Ryk’s role in signal transduction has remained unclear for some time, because it has an inactive tyrosine kinase ‘domain’ (protein subunit). In other RTKs, this domain activates downstream molecules by ‘phosphorylation’ (the addition of a phosphate group); the physical mechanism of signal transduction. A breakthrough in understanding of Ryk’s function came when investigators at the LICR Melbourne Branch generated Ryk-deficient mice. The mice had major defects in craniofacial development and palate formation, and died soon after birth indicating that Ryk plays an indispensable role in the development of mammalian tissues. The Melbourne Branch studies indicate that Ryk may be involved in signal transduction through its association with members of the Eph receptor subfamily of RTKs. The LICR team has shown that Ryk is activated by binding to some Eph receptors, and it is likely that some of the diverse signal transduction by the Eph family may be due to Ryk’s association with different Eph receptors⁽⁴⁾.

Ryk and Cancer

RTKs constitute a broad family of receptors frequently deregulated in cancer, with over-expression (‘over-production’), leading to aberrant signaling, often observed. Ryk is expressed on many cell types in cancer, including epithelial cells and connective tissue stroma and vessels. Indeed, one study has shown that over-expression of human Ryk in epithelial ovarian cancer is strongly correlated to overall survival and progression free survival. The Eph receptors are also frequently expressed in a range of human cancers, and seem to play a key role in tumor cell migration, invasion and metastasis. Thus it is possible that Ryk also contributes to cancer growth and spread by facilitating the oncogenic activity of Eph receptors⁽⁵⁾.

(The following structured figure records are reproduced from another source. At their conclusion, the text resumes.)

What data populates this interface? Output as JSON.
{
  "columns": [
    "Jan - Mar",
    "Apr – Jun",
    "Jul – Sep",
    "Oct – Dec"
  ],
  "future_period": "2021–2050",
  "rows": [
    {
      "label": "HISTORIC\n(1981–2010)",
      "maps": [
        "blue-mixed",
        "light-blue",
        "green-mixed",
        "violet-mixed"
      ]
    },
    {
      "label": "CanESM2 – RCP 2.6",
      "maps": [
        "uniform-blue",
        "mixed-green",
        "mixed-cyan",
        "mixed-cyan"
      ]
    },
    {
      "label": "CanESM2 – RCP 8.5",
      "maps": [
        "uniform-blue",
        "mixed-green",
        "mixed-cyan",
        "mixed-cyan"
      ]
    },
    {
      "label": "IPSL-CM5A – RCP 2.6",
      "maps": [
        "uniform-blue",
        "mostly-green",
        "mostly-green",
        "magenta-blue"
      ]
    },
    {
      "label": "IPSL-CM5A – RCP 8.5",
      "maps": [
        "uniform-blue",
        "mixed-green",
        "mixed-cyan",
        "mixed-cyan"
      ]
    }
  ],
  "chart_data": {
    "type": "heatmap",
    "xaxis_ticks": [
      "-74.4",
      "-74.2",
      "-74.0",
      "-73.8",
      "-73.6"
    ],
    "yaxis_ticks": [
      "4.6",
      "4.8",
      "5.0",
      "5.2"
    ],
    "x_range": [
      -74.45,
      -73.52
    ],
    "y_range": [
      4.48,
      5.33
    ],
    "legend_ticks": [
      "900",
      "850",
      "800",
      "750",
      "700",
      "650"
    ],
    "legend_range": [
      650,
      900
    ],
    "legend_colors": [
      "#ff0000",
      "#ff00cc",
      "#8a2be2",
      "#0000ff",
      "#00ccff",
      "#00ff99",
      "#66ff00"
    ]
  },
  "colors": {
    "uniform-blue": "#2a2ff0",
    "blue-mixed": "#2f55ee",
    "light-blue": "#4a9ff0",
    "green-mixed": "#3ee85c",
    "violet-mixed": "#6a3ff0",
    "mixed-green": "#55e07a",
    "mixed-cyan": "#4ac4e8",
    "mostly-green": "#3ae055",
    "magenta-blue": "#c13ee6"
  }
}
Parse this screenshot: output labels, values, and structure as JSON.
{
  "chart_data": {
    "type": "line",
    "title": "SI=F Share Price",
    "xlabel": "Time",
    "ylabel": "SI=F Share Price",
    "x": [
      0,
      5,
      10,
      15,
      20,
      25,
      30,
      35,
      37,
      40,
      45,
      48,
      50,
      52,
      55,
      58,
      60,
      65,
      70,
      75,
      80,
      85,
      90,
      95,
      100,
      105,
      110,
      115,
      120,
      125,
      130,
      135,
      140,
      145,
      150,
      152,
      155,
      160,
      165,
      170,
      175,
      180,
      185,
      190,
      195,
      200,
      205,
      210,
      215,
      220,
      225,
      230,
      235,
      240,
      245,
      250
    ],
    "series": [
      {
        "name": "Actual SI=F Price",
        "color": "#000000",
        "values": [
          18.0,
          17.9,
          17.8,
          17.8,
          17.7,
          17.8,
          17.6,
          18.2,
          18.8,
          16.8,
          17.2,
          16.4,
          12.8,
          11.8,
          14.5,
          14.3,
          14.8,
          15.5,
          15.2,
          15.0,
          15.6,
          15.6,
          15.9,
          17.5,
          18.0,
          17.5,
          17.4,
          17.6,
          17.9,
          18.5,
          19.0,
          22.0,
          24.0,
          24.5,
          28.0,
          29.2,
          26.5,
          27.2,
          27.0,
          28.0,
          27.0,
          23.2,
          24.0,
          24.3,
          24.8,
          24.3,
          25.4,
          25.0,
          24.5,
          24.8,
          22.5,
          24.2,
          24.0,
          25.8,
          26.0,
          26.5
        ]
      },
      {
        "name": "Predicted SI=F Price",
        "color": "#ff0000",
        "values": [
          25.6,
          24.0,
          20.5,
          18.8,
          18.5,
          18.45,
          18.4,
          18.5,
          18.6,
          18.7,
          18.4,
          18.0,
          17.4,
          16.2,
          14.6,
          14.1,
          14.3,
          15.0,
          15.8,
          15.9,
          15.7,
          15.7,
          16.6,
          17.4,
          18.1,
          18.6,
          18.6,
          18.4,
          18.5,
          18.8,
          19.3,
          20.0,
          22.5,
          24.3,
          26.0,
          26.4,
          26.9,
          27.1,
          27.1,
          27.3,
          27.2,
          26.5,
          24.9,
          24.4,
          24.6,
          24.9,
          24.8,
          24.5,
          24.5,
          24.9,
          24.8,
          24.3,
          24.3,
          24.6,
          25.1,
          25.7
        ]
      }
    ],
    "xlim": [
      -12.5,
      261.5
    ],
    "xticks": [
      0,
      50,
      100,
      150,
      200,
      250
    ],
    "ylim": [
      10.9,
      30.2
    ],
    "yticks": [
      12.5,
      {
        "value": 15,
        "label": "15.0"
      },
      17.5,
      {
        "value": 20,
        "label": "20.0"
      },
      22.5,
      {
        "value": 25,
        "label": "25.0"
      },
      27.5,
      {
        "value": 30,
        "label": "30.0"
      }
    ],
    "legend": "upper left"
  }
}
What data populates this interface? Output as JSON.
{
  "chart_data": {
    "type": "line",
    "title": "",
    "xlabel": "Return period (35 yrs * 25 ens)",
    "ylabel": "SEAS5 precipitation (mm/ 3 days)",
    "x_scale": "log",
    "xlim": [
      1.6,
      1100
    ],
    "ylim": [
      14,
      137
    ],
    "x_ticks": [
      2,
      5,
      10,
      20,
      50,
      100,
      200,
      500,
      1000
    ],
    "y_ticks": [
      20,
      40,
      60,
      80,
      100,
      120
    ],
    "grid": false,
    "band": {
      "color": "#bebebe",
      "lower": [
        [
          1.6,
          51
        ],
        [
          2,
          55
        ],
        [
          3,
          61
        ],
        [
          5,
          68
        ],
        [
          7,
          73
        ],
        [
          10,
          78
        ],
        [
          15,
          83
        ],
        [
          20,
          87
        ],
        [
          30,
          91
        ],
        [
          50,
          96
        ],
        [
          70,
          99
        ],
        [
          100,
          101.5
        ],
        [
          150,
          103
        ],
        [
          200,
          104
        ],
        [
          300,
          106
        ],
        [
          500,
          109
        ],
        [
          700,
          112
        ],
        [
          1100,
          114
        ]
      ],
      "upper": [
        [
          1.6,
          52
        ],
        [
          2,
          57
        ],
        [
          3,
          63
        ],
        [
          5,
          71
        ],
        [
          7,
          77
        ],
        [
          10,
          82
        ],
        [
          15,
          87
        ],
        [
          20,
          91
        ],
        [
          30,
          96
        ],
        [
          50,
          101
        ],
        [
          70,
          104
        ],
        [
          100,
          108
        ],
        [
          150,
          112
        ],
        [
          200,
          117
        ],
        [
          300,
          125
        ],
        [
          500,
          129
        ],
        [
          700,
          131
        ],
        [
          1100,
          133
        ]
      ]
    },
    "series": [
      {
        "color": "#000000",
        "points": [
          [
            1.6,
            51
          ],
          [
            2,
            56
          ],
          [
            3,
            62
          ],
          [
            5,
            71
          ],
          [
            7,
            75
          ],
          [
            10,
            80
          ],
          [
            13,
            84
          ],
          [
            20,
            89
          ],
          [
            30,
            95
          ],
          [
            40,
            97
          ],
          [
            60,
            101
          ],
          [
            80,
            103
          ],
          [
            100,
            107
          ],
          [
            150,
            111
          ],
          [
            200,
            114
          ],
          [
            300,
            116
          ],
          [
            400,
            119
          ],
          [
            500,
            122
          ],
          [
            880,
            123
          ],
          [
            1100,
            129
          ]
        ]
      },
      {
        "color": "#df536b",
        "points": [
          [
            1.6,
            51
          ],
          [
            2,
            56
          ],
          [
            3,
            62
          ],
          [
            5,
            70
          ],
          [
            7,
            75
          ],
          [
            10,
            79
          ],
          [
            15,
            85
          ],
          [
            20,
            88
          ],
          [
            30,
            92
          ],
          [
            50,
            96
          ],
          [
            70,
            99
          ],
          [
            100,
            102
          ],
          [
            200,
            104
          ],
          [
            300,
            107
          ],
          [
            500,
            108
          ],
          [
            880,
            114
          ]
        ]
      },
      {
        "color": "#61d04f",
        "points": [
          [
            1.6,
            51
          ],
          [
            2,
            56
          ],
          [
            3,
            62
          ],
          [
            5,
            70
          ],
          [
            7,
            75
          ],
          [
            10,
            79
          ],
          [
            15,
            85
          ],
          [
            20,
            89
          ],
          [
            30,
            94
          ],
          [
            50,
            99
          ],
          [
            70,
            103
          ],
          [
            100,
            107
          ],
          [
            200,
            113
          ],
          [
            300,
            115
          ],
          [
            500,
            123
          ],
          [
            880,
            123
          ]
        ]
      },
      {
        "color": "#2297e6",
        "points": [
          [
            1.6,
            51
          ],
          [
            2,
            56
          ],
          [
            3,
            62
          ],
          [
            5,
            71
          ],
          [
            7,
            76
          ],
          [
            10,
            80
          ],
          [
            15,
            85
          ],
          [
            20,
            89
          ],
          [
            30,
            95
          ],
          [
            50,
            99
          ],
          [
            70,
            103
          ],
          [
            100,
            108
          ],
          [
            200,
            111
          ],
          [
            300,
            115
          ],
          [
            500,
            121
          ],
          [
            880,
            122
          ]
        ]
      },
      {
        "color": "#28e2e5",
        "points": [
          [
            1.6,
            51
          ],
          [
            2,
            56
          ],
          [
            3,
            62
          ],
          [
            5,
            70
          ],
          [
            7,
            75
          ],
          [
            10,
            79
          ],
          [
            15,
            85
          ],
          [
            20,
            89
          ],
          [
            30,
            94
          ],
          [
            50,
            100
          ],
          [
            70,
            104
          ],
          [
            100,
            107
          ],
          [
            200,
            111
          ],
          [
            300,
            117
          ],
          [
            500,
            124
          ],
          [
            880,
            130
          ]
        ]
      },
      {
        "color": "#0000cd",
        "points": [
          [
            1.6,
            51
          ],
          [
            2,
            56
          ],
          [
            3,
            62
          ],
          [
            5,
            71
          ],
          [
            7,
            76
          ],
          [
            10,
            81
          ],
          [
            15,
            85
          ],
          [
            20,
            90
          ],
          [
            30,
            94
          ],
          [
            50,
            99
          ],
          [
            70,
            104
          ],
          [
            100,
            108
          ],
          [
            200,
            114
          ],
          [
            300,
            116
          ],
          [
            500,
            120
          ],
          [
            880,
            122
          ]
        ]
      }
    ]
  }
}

RYK as a Therapeutic Target

LICR investigators at the Melbourne Branch have generated antibodies that bind to the extracellular region of the Ryk receptor. The aim now is to generate antibodies that bind to Ryk and potentially block its interaction with other receptors. Other receptor modulators being considered as potential therapeutics are ‘ligand-traps’, which bind to ligands for Ryk (when identified) and the Eph receptors to prevent their activation. As more information is gained about the activation and function of Ryk, LICR continues to further explore the potential targeting of this pathway to inhibit the growth and spread of cancer.

References

1. Hovens C.M., Stacker S.A., Andres A.C., Harpur A.G., Ziemiecki A., and Wilks A.F. RYK, a receptor tyrosine kinase-related molecule with unusual kinase domain motifs. Proc.Natl.Acad.Sci.U.S.A (1992) 89(24):11818-11822.
2. Stacker S.A., Hovens C.M., Vitali A., Pritchard M.A., Baker E., Sutherland G.R., and Wilks A.F. Molecular cloning and chromosomal localisation of the human homologue of a receptor related to tyrosine kinases (RYK). Oncogene (1993) 8(5):1347-1356.
3. Halford M.M., Oates A.C., Hibbs M.L., Wilks A.F., and Stacker S.A. Genomic structure and expression of the mouse growth factor receptor related to tyrosine kinases (Ryk). J.Biol.Chem. (1999) 274(11):7379-7390.
4. Halford M.M., Armes J., Buchert M., Meskenaite V., Grail D., Hibbs M.L., Wilks A.F., Farlie P.G., Newgreen D.F., Hovens C.M., and Stacker S.A. Ryk-deficient mice exhibit craniofacial defects associated with perturbed Eph receptor crosstalk. Nat.Genet. (2000) 25(4):414-418.
5. Halford M.M. and Stacker S.A. Revelations of the RYK receptor. Bioessays (2001) 23(1):34-45.